Nevertheless, the Sabin oral vaccine arrived too late for the sickest patients who were doomed to spend the rest of their lives in iron lungs. In these body-sized devices lay the patients whose chests could not expand, who could not inhale deeply enough to remain alive.

Upon arrival on the polio ward, I discovered ten body-sized iron cylinders in two rows of five, each equipped with a suction device to promote respiration.
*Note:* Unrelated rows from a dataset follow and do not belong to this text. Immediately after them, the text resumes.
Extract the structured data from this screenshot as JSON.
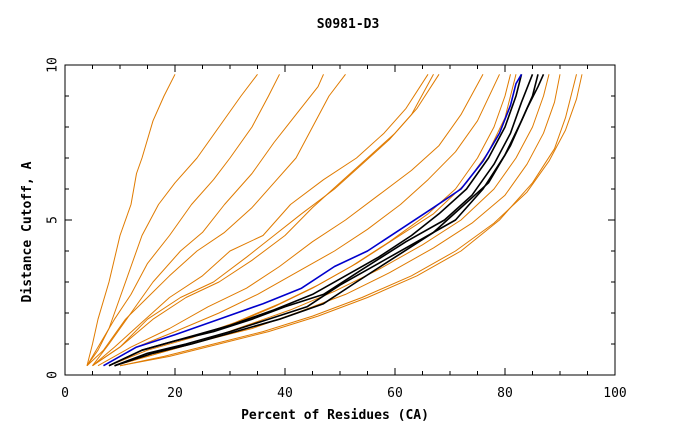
{
  "chart_data": {
    "type": "line",
    "title": "S0981-D3",
    "xlabel": "Percent of Residues (CA)",
    "ylabel": "Distance Cutoff, A",
    "xlim": [
      0,
      100
    ],
    "ylim": [
      0,
      10
    ],
    "x_ticks": [
      0,
      20,
      40,
      60,
      80,
      100
    ],
    "y_ticks": [
      0,
      5,
      10
    ],
    "x_tick_labels": [
      "0",
      "20",
      "40",
      "60",
      "80",
      "100"
    ],
    "y_tick_labels": [
      "0",
      "5",
      "10"
    ],
    "grid": false,
    "colors": {
      "other": "#e07b00",
      "highlight_blue": "#0000cc",
      "highlight_black": "#000000"
    },
    "series": [
      {
        "color": "other",
        "points": [
          [
            4,
            0.3
          ],
          [
            5,
            1.0
          ],
          [
            6,
            1.8
          ],
          [
            8,
            3.0
          ],
          [
            10,
            4.5
          ],
          [
            12,
            5.5
          ],
          [
            13,
            6.5
          ],
          [
            14,
            7.0
          ],
          [
            16,
            8.2
          ],
          [
            18,
            9.0
          ],
          [
            20,
            9.7
          ]
        ]
      },
      {
        "color": "other",
        "points": [
          [
            4,
            0.3
          ],
          [
            6,
            0.8
          ],
          [
            8,
            1.5
          ],
          [
            10,
            2.5
          ],
          [
            12,
            3.5
          ],
          [
            14,
            4.5
          ],
          [
            17,
            5.5
          ],
          [
            20,
            6.2
          ],
          [
            24,
            7.0
          ],
          [
            28,
            8.0
          ],
          [
            32,
            9.0
          ],
          [
            35,
            9.7
          ]
        ]
      },
      {
        "color": "other",
        "points": [
          [
            4,
            0.3
          ],
          [
            6,
            0.9
          ],
          [
            9,
            1.8
          ],
          [
            12,
            2.6
          ],
          [
            15,
            3.6
          ],
          [
            19,
            4.5
          ],
          [
            23,
            5.5
          ],
          [
            27,
            6.3
          ],
          [
            30,
            7.0
          ],
          [
            34,
            8.0
          ],
          [
            37,
            9.0
          ],
          [
            39,
            9.7
          ]
        ]
      },
      {
        "color": "other",
        "points": [
          [
            5,
            0.3
          ],
          [
            8,
            1.0
          ],
          [
            12,
            2.0
          ],
          [
            16,
            3.0
          ],
          [
            21,
            4.0
          ],
          [
            25,
            4.6
          ],
          [
            29,
            5.5
          ],
          [
            34,
            6.5
          ],
          [
            38,
            7.5
          ],
          [
            42,
            8.4
          ],
          [
            46,
            9.3
          ],
          [
            47,
            9.7
          ]
        ]
      },
      {
        "color": "other",
        "points": [
          [
            4,
            0.3
          ],
          [
            7,
            0.8
          ],
          [
            11,
            1.8
          ],
          [
            15,
            2.5
          ],
          [
            19,
            3.2
          ],
          [
            24,
            4.0
          ],
          [
            29,
            4.6
          ],
          [
            34,
            5.4
          ],
          [
            38,
            6.2
          ],
          [
            42,
            7.0
          ],
          [
            45,
            8.0
          ],
          [
            48,
            9.0
          ],
          [
            51,
            9.7
          ]
        ]
      },
      {
        "color": "other",
        "points": [
          [
            5,
            0.3
          ],
          [
            9,
            0.9
          ],
          [
            14,
            1.7
          ],
          [
            19,
            2.5
          ],
          [
            25,
            3.2
          ],
          [
            30,
            4.0
          ],
          [
            36,
            4.5
          ],
          [
            41,
            5.5
          ],
          [
            47,
            6.3
          ],
          [
            53,
            7.0
          ],
          [
            58,
            7.8
          ],
          [
            62,
            8.6
          ],
          [
            66,
            9.7
          ]
        ]
      },
      {
        "color": "other",
        "points": [
          [
            5,
            0.3
          ],
          [
            10,
            0.9
          ],
          [
            15,
            1.8
          ],
          [
            21,
            2.5
          ],
          [
            27,
            3.0
          ],
          [
            33,
            3.8
          ],
          [
            38,
            4.5
          ],
          [
            43,
            5.2
          ],
          [
            49,
            6.0
          ],
          [
            54,
            6.8
          ],
          [
            59,
            7.6
          ],
          [
            63,
            8.4
          ],
          [
            67,
            9.7
          ]
        ]
      },
      {
        "color": "other",
        "points": [
          [
            5,
            0.3
          ],
          [
            10,
            0.9
          ],
          [
            16,
            1.8
          ],
          [
            22,
            2.5
          ],
          [
            28,
            3.0
          ],
          [
            34,
            3.7
          ],
          [
            40,
            4.5
          ],
          [
            45,
            5.4
          ],
          [
            50,
            6.2
          ],
          [
            55,
            7.0
          ],
          [
            60,
            7.8
          ],
          [
            64,
            8.6
          ],
          [
            68,
            9.7
          ]
        ]
      },
      {
        "color": "other",
        "points": [
          [
            6,
            0.3
          ],
          [
            12,
            0.9
          ],
          [
            19,
            1.5
          ],
          [
            26,
            2.2
          ],
          [
            33,
            2.8
          ],
          [
            39,
            3.5
          ],
          [
            45,
            4.3
          ],
          [
            51,
            5.0
          ],
          [
            57,
            5.8
          ],
          [
            63,
            6.6
          ],
          [
            68,
            7.4
          ],
          [
            72,
            8.4
          ],
          [
            76,
            9.7
          ]
        ]
      },
      {
        "color": "other",
        "points": [
          [
            7,
            0.3
          ],
          [
            13,
            0.9
          ],
          [
            20,
            1.4
          ],
          [
            28,
            2.0
          ],
          [
            35,
            2.6
          ],
          [
            42,
            3.3
          ],
          [
            49,
            4.0
          ],
          [
            55,
            4.7
          ],
          [
            61,
            5.5
          ],
          [
            66,
            6.3
          ],
          [
            71,
            7.2
          ],
          [
            75,
            8.2
          ],
          [
            79,
            9.7
          ]
        ]
      },
      {
        "color": "other",
        "points": [
          [
            8,
            0.3
          ],
          [
            14,
            0.8
          ],
          [
            22,
            1.2
          ],
          [
            30,
            1.6
          ],
          [
            38,
            2.2
          ],
          [
            45,
            2.8
          ],
          [
            52,
            3.5
          ],
          [
            59,
            4.3
          ],
          [
            66,
            5.2
          ],
          [
            71,
            6.0
          ],
          [
            75,
            7.0
          ],
          [
            78,
            8.0
          ],
          [
            80,
            9.0
          ],
          [
            81,
            9.7
          ]
        ]
      },
      {
        "color": "other",
        "points": [
          [
            8,
            0.3
          ],
          [
            15,
            0.8
          ],
          [
            23,
            1.2
          ],
          [
            31,
            1.7
          ],
          [
            39,
            2.3
          ],
          [
            46,
            2.9
          ],
          [
            53,
            3.6
          ],
          [
            60,
            4.4
          ],
          [
            67,
            5.2
          ],
          [
            73,
            6.2
          ],
          [
            77,
            7.2
          ],
          [
            80,
            8.3
          ],
          [
            82,
            9.7
          ]
        ]
      },
      {
        "color": "other",
        "points": [
          [
            9,
            0.3
          ],
          [
            17,
            0.7
          ],
          [
            25,
            1.1
          ],
          [
            33,
            1.6
          ],
          [
            41,
            2.1
          ],
          [
            49,
            2.7
          ],
          [
            57,
            3.4
          ],
          [
            65,
            4.2
          ],
          [
            72,
            5.0
          ],
          [
            78,
            6.0
          ],
          [
            82,
            7.0
          ],
          [
            85,
            8.0
          ],
          [
            87,
            9.0
          ],
          [
            88,
            9.7
          ]
        ]
      },
      {
        "color": "other",
        "points": [
          [
            9,
            0.3
          ],
          [
            17,
            0.7
          ],
          [
            25,
            1.1
          ],
          [
            34,
            1.5
          ],
          [
            42,
            2.0
          ],
          [
            51,
            2.6
          ],
          [
            59,
            3.3
          ],
          [
            67,
            4.1
          ],
          [
            74,
            4.9
          ],
          [
            80,
            5.8
          ],
          [
            84,
            6.8
          ],
          [
            87,
            7.8
          ],
          [
            89,
            8.8
          ],
          [
            90,
            9.7
          ]
        ]
      },
      {
        "color": "other",
        "points": [
          [
            10,
            0.3
          ],
          [
            18,
            0.6
          ],
          [
            27,
            1.0
          ],
          [
            36,
            1.4
          ],
          [
            45,
            1.9
          ],
          [
            54,
            2.5
          ],
          [
            63,
            3.2
          ],
          [
            71,
            4.0
          ],
          [
            78,
            4.9
          ],
          [
            84,
            5.9
          ],
          [
            88,
            6.9
          ],
          [
            91,
            7.9
          ],
          [
            93,
            8.9
          ],
          [
            94,
            9.7
          ]
        ]
      },
      {
        "color": "other",
        "points": [
          [
            10,
            0.3
          ],
          [
            19,
            0.6
          ],
          [
            28,
            1.0
          ],
          [
            37,
            1.4
          ],
          [
            46,
            1.9
          ],
          [
            55,
            2.5
          ],
          [
            64,
            3.2
          ],
          [
            72,
            4.0
          ],
          [
            79,
            5.0
          ],
          [
            85,
            6.2
          ],
          [
            89,
            7.3
          ],
          [
            91,
            8.3
          ],
          [
            92,
            9.0
          ],
          [
            93,
            9.7
          ]
        ]
      },
      {
        "color": "highlight_black",
        "points": [
          [
            8,
            0.3
          ],
          [
            14,
            0.8
          ],
          [
            20,
            1.1
          ],
          [
            27,
            1.4
          ],
          [
            34,
            1.8
          ],
          [
            40,
            2.2
          ],
          [
            47,
            2.6
          ],
          [
            54,
            3.4
          ],
          [
            62,
            4.3
          ],
          [
            69,
            5.0
          ],
          [
            74,
            5.8
          ],
          [
            78,
            6.8
          ],
          [
            81,
            7.8
          ],
          [
            83,
            8.8
          ],
          [
            85,
            9.7
          ]
        ]
      },
      {
        "color": "highlight_black",
        "points": [
          [
            8,
            0.3
          ],
          [
            14,
            0.8
          ],
          [
            22,
            1.2
          ],
          [
            30,
            1.6
          ],
          [
            38,
            2.1
          ],
          [
            45,
            2.6
          ],
          [
            51,
            3.2
          ],
          [
            57,
            3.8
          ],
          [
            63,
            4.5
          ],
          [
            68,
            5.2
          ],
          [
            73,
            6.0
          ],
          [
            77,
            7.0
          ],
          [
            80,
            8.0
          ],
          [
            82,
            9.0
          ],
          [
            83,
            9.7
          ]
        ]
      },
      {
        "color": "highlight_black",
        "points": [
          [
            9,
            0.3
          ],
          [
            15,
            0.7
          ],
          [
            22,
            1.0
          ],
          [
            30,
            1.4
          ],
          [
            37,
            1.8
          ],
          [
            44,
            2.2
          ],
          [
            50,
            2.9
          ],
          [
            57,
            3.6
          ],
          [
            64,
            4.3
          ],
          [
            71,
            5.0
          ],
          [
            76,
            6.0
          ],
          [
            80,
            7.1
          ],
          [
            83,
            8.2
          ],
          [
            85,
            9.0
          ],
          [
            86,
            9.7
          ]
        ]
      },
      {
        "color": "highlight_black",
        "points": [
          [
            9,
            0.3
          ],
          [
            16,
            0.7
          ],
          [
            23,
            1.0
          ],
          [
            31,
            1.4
          ],
          [
            39,
            1.8
          ],
          [
            47,
            2.3
          ],
          [
            53,
            3.0
          ],
          [
            60,
            3.8
          ],
          [
            67,
            4.6
          ],
          [
            72,
            5.4
          ],
          [
            77,
            6.2
          ],
          [
            81,
            7.4
          ],
          [
            84,
            8.6
          ],
          [
            86,
            9.3
          ],
          [
            87,
            9.7
          ]
        ]
      },
      {
        "color": "highlight_blue",
        "points": [
          [
            7,
            0.3
          ],
          [
            13,
            0.9
          ],
          [
            20,
            1.3
          ],
          [
            28,
            1.8
          ],
          [
            36,
            2.3
          ],
          [
            43,
            2.8
          ],
          [
            49,
            3.5
          ],
          [
            55,
            4.0
          ],
          [
            61,
            4.7
          ],
          [
            67,
            5.4
          ],
          [
            72,
            6.0
          ],
          [
            76,
            6.9
          ],
          [
            79,
            7.8
          ],
          [
            81,
            8.7
          ],
          [
            82,
            9.4
          ],
          [
            83,
            9.7
          ]
        ]
      }
    ]
  }
}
I watched over the survivors by listening to their lungs at least once an hour. By reaching my stethoscope-holding hand through an opening in each iron cylinder, I could distinguish clear breathing from the gurgles of failed respiration, the harbinger of a downward spiral to death.

During my rotation, I worked with the night nurse, a middle-aged woman, an avid baseball fan. In my mind’s eye, I imagined my polio-stricken patients listening through their iron cages to the faint radio sounds of every game, silently cheering on their home team.


CHARLES H. HALSTED, MD, is a retired academic physician. He received his medical education at the University of Rochester School of Medicine, followed by internship and residency at Cleveland Metropolitan General Hospital and specialty training in gastroenterology at Johns Hopkins Hospital. Subsequently, he practiced medicine at Baltimore City Hospital and the University of California Davis. Following his retirement in 2015, he embarked on a new career in poetry. To date, he has published one chapbook, Breaking Eighty, and two poetry books, Extenuating Circumstances and On Razor-Thin Tires.